La muerte llegó con un silbido. Eran las 17:00 del 22 de abril de 1915. Los meteorólogos militares determinaron la fuerza y la dirección del viento y dieron la orden de abrir el gas, que salió por las bocas de miles de tubos y viajó de trinchera a trinchera en forma de nube verdosa en medio del campo de batalla. Primero murieron las ratas y los pájaros. Después, los hombres y los caballos comenzaron a asfixiarse. El ejército francés entró en pánico y huyó de sus posiciones cerca de Ypres, dejando una cicatriz sin vida de diez kilómetros de largo en las líneas aliadas. Los alemanes, lejos de alegrarse por su victoria sin disparar un solo tiro, se negaron a ocupar la zona abandonada por miedo al gas venenoso. El arma química irrumpía con terror en la guerra moderna.
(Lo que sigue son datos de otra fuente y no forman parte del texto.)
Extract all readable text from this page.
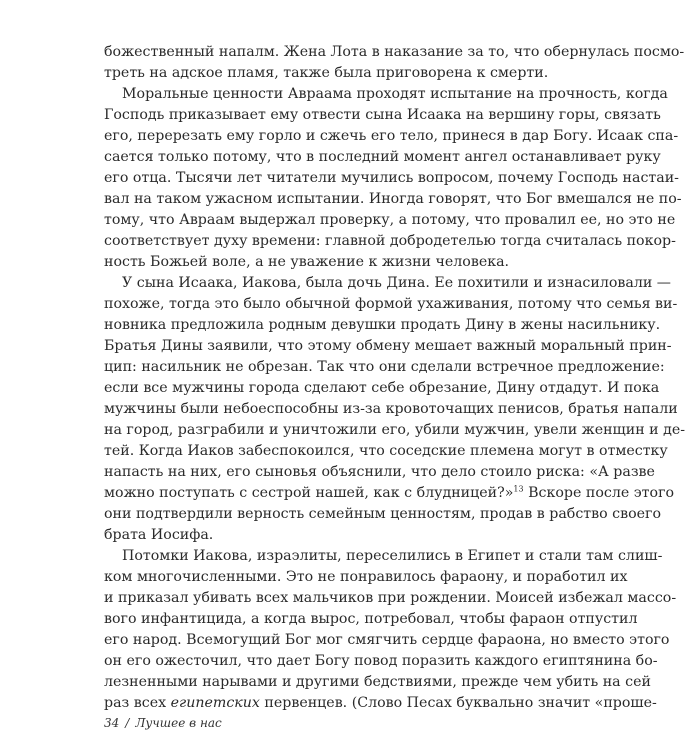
божественный напалм. Жена Лота в наказание за то, что обернулась посмо-
треть на адское пламя, также была приговорена к смерти.
Моральные ценности Авраама проходят испытание на прочность, когда
Господь приказывает ему отвести сына Исаака на вершину горы, связать
его, перерезать ему горло и сжечь его тело, принеся в дар Богу. Исаак спа-
сается только потому, что в последний момент ангел останавливает руку
его отца. Тысячи лет читатели мучились вопросом, почему Господь настаи-
вал на таком ужасном испытании. Иногда говорят, что Бог вмешался не по-
тому, что Авраам выдержал проверку, а потому, что провалил ее, но это не
соответствует духу времени: главной добродетелью тогда считалась покор-
ность Божьей воле, а не уважение к жизни человека.
У сына Исаака, Иакова, была дочь Дина. Ее похитили и изнасиловали —
похоже, тогда это было обычной формой ухаживания, потому что семья ви-
новника предложила родным девушки продать Дину в жены насильнику.
Братья Дины заявили, что этому обмену мешает важный моральный прин-
цип: насильник не обрезан. Так что они сделали встречное предложение:
если все мужчины города сделают себе обрезание, Дину отдадут. И пока
мужчины были небоеспособны из-за кровоточащих пенисов, братья напали
на город, разграбили и уничтожили его, убили мужчин, увели женщин и де-
тей. Когда Иаков забеспокоился, что соседские племена могут в отместку
напасть на них, его сыновья объяснили, что дело стоило риска: «А разве
можно поступать с сестрой нашей, как с блудницей?»$^{13}$ Вскоре после этого
они подтвердили верность семейным ценностям, продав в рабство своего
брата Иосифа.
Потомки Иакова, израэлиты, переселились в Египет и стали там слиш-
ком многочисленными. Это не понравилось фараону, и поработил их
и приказал убивать всех мальчиков при рождении. Моисей избежал массо-
вого инфантицида, а когда вырос, потребовал, чтобы фараон отпустил
его народ. Всемогущий Бог мог смягчить сердце фараона, но вместо этого
он его ожесточил, что дает Богу повод поразить каждого египтянина бо-
лезненными нарывами и другими бедствиями, прежде чем убить на сей
раз всех египетских первенцев. (Слово Песах буквально значит «проше-
34 / Лучшее в нас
El cloro, la primera gran arma química de origen industrial, facilitado por el fabricante IG Farben -que lo usaba para el tinte de prendas de vestir- fue tan efectivo durante la Gran Guerra que aún se utiliza. Concretamente, por el régimen de Bashar Asad para gasear a la población civil de Jan Shijun.
Tras algunos experimentos más o menos mitificados de la Antigüedad, como las hogueras de alquitrán y azufre de los espartanos frente a las murallas de Atenas en la guerra del Peloponeso, la Primera Guerra Mundial marca un momento decisivo en el uso de estos venenos. El gas mostaza, la estrella de la guerra química, pesaba más que el aire y se extendía como un líquido entre los pies de los soldados hasta que empezaba a evaporarse. Las quemaduras que provocaba eran atroces, así como los daños a los ojos, los pulmones y otros órganos internos. La piel enrojecía y se llenaba de grandes ampollas. Uno de los heridos más célebres por este gas fue el propio Adolf Hitler, soldado de primera durante la Gran Guerra.
En los años posteriores, varios países usaron estas armas de manera industrial: los británicos en Irak en 1920, el Ejército español en la guerra del Rif (1925), los italianos en la invasión de Etiopía (1935) y los japoneses en China (1941).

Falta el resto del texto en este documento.